Camera quality: Depends on the build

Flight time: Up to 18 minutes, depending on the build

Configuration: The pilot will need to build from the ground up.

Special features: 

• Lightweight and durable construction: Made from a combination of carbon fiber and aluminum, ensuring robust protection for camera equipment without adding excessive weight.
• Anti-spark filter: When built according to iFlight specifications, includes a protective circuit to prevent rapid voltage or current spikes, extending the lifespan of XT60 connectors and protecting electronics from damage.
• Clear video output: Designed to prevent propeller obstruction in the video feed, enhancing the quality of aerial footage.
• Built-in buzzer and receiver mount: Facilitates easy maintenance and adjustments, improving user experience.
• DIY customization space: Equipped with standard 20×20 and 30.5×30.5 mounting holes, allowing for flexible and seamless integration of various flight stacks and VTX systems.

Benefits: 

• Enhanced durability: The carbon fiber and aluminum build provide exceptional durability, making the drone resilient to crashes and impacts.
• Improved safety: The anti-spark filter protects electronic components from damage, ensuring longer-lasting performance.
• Superior video quality: The design eliminates propeller interference in the video feed, resulting in clearer and more aesthetically pleasing footage.
• User-friendly maintenance: The built-in buzzer and receiver mount make it easy to maintain and adjust the drone, enhancing the overall user experience.
• Versatile customization: The flexible mounting options allow users to tailor their setup to their preferences, accommodating various flight stacks and VTX systems.

Disadvantages: 

• Complexity for beginners: The advanced features and customization options may be overwhelming for novice users new to drone racing.
• Additional costs: Customizing and maintaining the drone may require additional purchases of compatible parts and tools, potentially increasing the overall cost.

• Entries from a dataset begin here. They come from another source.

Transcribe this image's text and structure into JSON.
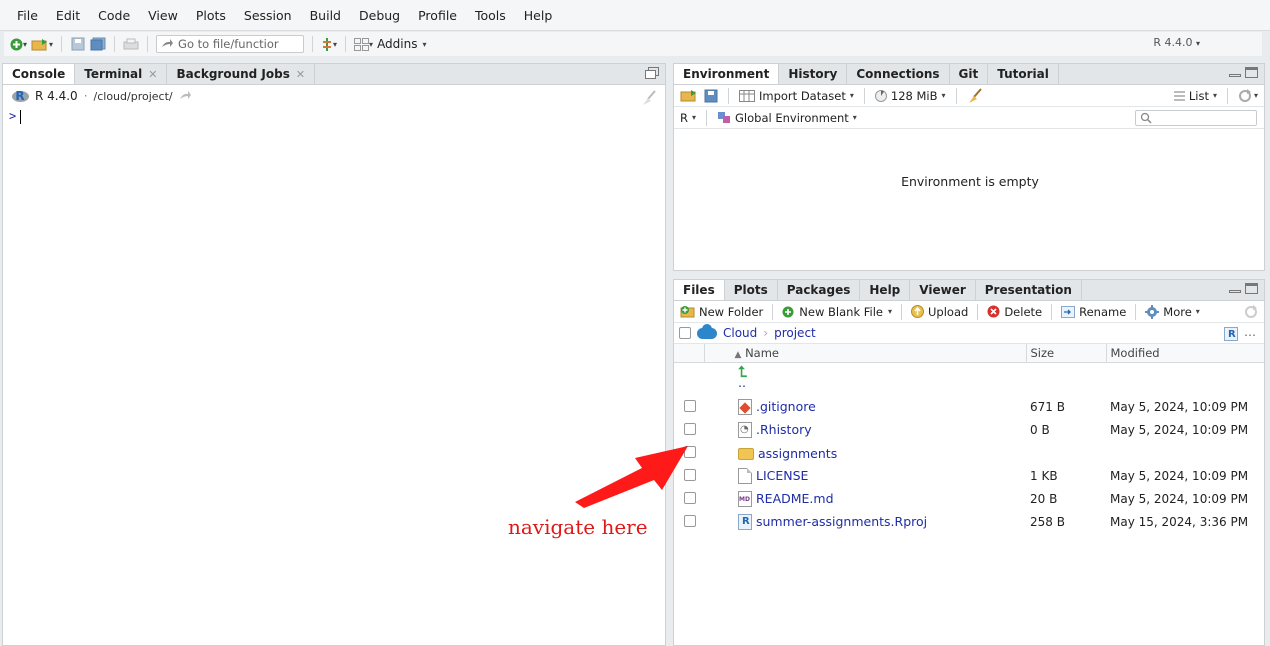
{
  "menu": [
    "File",
    "Edit",
    "Code",
    "View",
    "Plots",
    "Session",
    "Build",
    "Debug",
    "Profile",
    "Tools",
    "Help"
  ],
  "toolbar": {
    "goto_placeholder": "Go to file/functior",
    "addins_label": "Addins",
    "r_version": "R 4.4.0"
  },
  "console": {
    "tabs": [
      "Console",
      "Terminal",
      "Background Jobs"
    ],
    "r_version": "R 4.4.0",
    "path_sep": "·",
    "path": "/cloud/project/",
    "prompt": ">"
  },
  "environment": {
    "tabs": [
      "Environment",
      "History",
      "Connections",
      "Git",
      "Tutorial"
    ],
    "import_label": "Import Dataset",
    "memory": "128 MiB",
    "view_mode": "List",
    "language": "R",
    "scope": "Global Environment",
    "empty_message": "Environment is empty"
  },
  "files": {
    "tabs": [
      "Files",
      "Plots",
      "Packages",
      "Help",
      "Viewer",
      "Presentation"
    ],
    "actions": {
      "new_folder": "New Folder",
      "new_blank_file": "New Blank File",
      "upload": "Upload",
      "delete": "Delete",
      "rename": "Rename",
      "more": "More"
    },
    "breadcrumb": [
      "Cloud",
      "project"
    ],
    "headers": {
      "name": "Name",
      "size": "Size",
      "modified": "Modified"
    },
    "parent": "..",
    "rows": [
      {
        "name": ".gitignore",
        "size": "671 B",
        "modified": "May 5, 2024, 10:09 PM",
        "icon": "git-file-icon"
      },
      {
        "name": ".Rhistory",
        "size": "0 B",
        "modified": "May 5, 2024, 10:09 PM",
        "icon": "history-file-icon"
      },
      {
        "name": "assignments",
        "size": "",
        "modified": "",
        "icon": "folder-icon"
      },
      {
        "name": "LICENSE",
        "size": "1 KB",
        "modified": "May 5, 2024, 10:09 PM",
        "icon": "document-icon"
      },
      {
        "name": "README.md",
        "size": "20 B",
        "modified": "May 5, 2024, 10:09 PM",
        "icon": "markdown-file-icon"
      },
      {
        "name": "summer-assignments.Rproj",
        "size": "258 B",
        "modified": "May 15, 2024, 3:36 PM",
        "icon": "rproj-file-icon"
      }
    ]
  },
  "annotation": {
    "text": "navigate here",
    "color": "#e01818"
  }
}
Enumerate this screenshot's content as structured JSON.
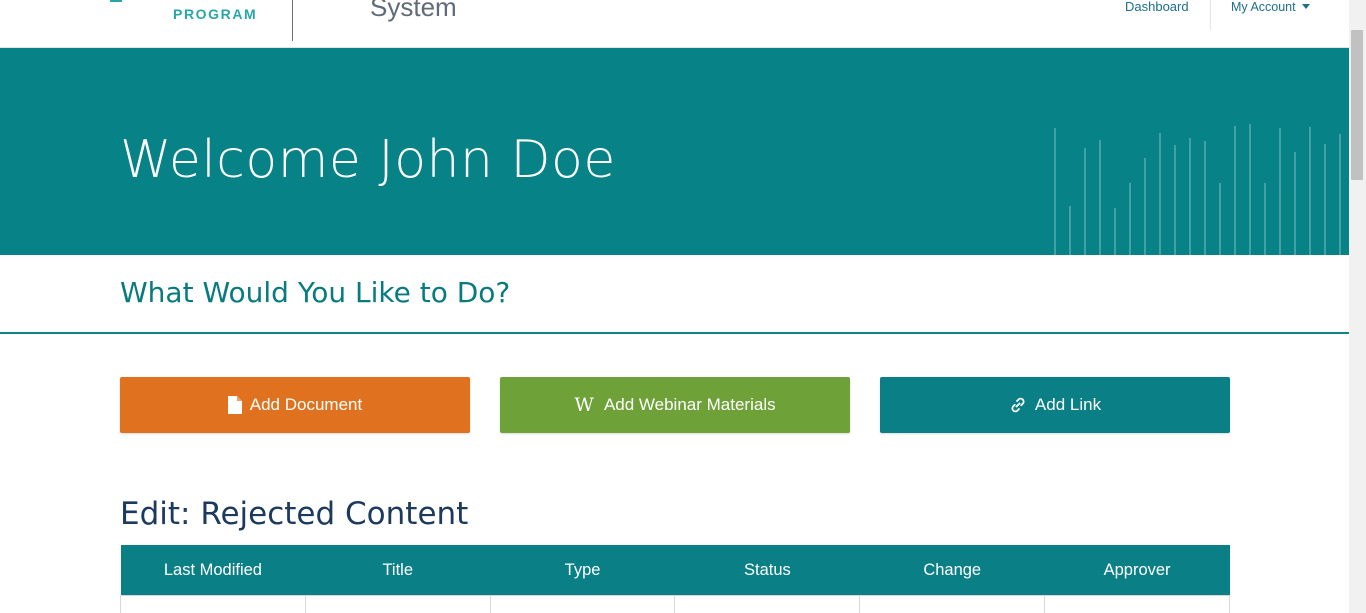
{
  "header": {
    "logo_text": "PROGRAM",
    "system_title": "System",
    "nav": {
      "dashboard": "Dashboard",
      "my_account": "My Account"
    }
  },
  "hero": {
    "welcome": "Welcome John Doe"
  },
  "actions": {
    "heading": "What Would You Like to Do?",
    "add_document": "Add Document",
    "add_webinar": "Add Webinar Materials",
    "add_link": "Add Link",
    "webinar_glyph": "W"
  },
  "rejected": {
    "title": "Edit: Rejected Content",
    "columns": [
      "Last Modified",
      "Title",
      "Type",
      "Status",
      "Change",
      "Approver"
    ]
  },
  "colors": {
    "teal": "#078287",
    "orange": "#e0711f",
    "green": "#6fa139",
    "navy": "#1c3a5e"
  },
  "icons": {
    "add_document": "document-icon",
    "add_webinar": "wikipedia-w-icon",
    "add_link": "link-icon",
    "my_account": "caret-down-icon"
  }
}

EMAX Tinyhawk II Freestyle

Notable for: Value

The EMAX Tinyhawk II Freestyle stands out as the best racing drone for value due to its optimized power system, featuring 1103 7000KV motors and AVAN Rush 2.5-inch propellers, which maximize flight time and efficiency. Its redesigned frame accommodates a higher-quality camera, enhancing the FPV experience with clear video transmission, eight times more powerful than its predecessor. Constructed from aerospace-grade 3K woven carbon fiber, the Tinyhawk II Freestyle offers exceptional durability and a stylish design. With speeds up to 120 km/h, it provides an unparalleled racing experience for its class. Additionally, EMAX offers a worry-free warranty, ensuring customer satisfaction and support.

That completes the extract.